Traumatic Edema and Complete Decongestive Therapy
Acute inflammation occurs following trauma to an area of the body, such as after a fracture, surgical procedure, or localized injury. It is a response that results in a decrease in overall function, redness, pain, heat, and swelling. Traumatic edema does not occur if the lymphatic system can compensate for the increase in lymphatic load. Traumatic edema does not occur because of injury or malformation of the lymphatic system.
Lymphedema results when protein rich fluid accumulates in the interstitial spaces due to injury or malformation of the lymphatic system. Edema is a fluid accumulation that is not protein rich. The swelling that occurs due to local trauma is made up of high protein fluid, which is similar to lymphedema.
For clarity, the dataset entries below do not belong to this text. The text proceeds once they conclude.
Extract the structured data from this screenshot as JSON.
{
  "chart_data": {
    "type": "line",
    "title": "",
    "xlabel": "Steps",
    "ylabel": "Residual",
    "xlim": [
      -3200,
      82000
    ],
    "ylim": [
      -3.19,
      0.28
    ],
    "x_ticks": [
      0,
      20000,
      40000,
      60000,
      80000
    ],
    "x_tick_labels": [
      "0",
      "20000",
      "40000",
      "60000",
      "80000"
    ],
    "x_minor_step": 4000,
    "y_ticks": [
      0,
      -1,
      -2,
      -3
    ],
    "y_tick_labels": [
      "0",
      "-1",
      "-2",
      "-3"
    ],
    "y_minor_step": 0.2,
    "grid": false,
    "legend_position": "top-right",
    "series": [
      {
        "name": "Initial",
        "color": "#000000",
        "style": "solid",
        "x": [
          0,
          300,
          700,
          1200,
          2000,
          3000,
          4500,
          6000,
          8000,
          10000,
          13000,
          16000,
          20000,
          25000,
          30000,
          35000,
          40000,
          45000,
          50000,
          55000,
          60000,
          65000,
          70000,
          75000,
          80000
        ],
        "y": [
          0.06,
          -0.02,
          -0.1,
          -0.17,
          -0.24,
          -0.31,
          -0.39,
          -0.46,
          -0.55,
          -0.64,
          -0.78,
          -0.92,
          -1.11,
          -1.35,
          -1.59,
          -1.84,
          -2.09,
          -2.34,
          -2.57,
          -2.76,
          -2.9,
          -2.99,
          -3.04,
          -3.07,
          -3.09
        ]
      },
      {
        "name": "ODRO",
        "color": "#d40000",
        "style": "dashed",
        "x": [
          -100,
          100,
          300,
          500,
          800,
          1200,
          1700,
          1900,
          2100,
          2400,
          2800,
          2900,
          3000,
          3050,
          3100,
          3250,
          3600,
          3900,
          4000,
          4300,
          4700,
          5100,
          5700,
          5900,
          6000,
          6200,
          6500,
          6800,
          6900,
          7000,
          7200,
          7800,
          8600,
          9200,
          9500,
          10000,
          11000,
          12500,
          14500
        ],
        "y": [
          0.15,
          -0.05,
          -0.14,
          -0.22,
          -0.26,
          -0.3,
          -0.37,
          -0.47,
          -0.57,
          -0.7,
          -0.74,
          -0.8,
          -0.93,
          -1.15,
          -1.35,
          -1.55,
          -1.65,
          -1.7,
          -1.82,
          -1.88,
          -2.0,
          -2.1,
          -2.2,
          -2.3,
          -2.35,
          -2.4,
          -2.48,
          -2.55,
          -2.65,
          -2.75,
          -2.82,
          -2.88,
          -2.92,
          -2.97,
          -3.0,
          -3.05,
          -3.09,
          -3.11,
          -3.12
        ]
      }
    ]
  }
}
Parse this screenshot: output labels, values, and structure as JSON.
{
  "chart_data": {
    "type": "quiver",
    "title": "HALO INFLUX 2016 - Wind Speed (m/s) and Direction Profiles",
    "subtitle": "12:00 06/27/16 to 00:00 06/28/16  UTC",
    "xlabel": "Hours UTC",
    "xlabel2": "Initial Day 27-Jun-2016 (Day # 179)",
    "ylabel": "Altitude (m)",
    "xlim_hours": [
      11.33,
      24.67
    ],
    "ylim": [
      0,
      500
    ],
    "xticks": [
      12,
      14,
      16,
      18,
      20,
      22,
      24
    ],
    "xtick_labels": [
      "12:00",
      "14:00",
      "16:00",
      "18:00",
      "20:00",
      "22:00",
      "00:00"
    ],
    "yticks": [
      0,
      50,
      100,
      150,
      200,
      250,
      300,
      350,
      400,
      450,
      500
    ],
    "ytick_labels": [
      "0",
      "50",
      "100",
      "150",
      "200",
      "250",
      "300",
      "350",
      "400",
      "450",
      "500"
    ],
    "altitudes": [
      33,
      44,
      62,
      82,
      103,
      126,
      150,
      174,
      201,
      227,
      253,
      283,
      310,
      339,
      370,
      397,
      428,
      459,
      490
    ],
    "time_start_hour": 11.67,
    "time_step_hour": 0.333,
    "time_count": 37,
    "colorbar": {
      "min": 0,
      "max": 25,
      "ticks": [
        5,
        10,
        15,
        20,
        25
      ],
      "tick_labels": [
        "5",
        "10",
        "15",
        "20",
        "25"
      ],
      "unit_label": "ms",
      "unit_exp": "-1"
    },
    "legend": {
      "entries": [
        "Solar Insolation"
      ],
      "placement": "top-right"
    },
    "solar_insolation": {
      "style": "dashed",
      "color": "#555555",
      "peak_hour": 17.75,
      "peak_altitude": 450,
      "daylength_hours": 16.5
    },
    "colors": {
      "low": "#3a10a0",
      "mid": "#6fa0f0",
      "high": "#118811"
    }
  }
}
Therefore, the treatment of traumatic edema is very similar to that of lymphedema.
Effects of traumatic edema:
- Lack of oxygen and nutrients to the traumatized area
- Decreased transport of macrophages to the traumatized area
- Decreased transport of basic substances needed for tissue healing
- Irritation of nociceptors (pain receptors)
- Increased scar formation
Injuries/ conditions that result in traumatic edema, which would benefit from Manual Lymph Drainage and Compression:
- Hematoma (use ice in addition to MLD)
- Post surgical incision areas (not directly over the incision; begins no sooner than 24 hours after surgery and must proceed with caution)
- Blunt trauma
- Open wounds (can decrease recovery time by half)
- Rheumatoid Arthritis
With the previously listed conditions Manual Lymph Drainage Techniques can be used to decreased swelling, which will result in an increase in range of motion, decrease in pain with movement (due to the pain gate control theory), increased speed of recovery, increased oxygen/ nutrient supply to the injured area, and decrease in adhesive scar formation and keloiding.
Manual Lymph Drainage (requires the skills of a Certified Lymphedema Therapist-CLT):
Via 5 different types of superficial, manual strokes the following effects may occur:
- Improves the activity of lymph vessels
- Allows CLTs to re-route the lymph flow around blocked areas into more centrally located healthy areas
- Creates a suction effect on distal lymph collectors
- Increases local sympathetic response
- Increase general parasympathetic effects
- Increases lymph production
- Stimulates lymphangiomotoricity (the speed at which lymph vessels/ valves contract resulting in speed of lymphatic fluid flow)
- Fibronolytic effect
- Increase in venous return
- Analgesic effect via the pain gate pathway phenomenon
- Promotes pain control
Joachim Zuther, Marina Maduro, Kirat Shah. “Course Manual”. Academy of Lymphatic Studies. Richmond, Virginia. 22 March 2015. Lecture.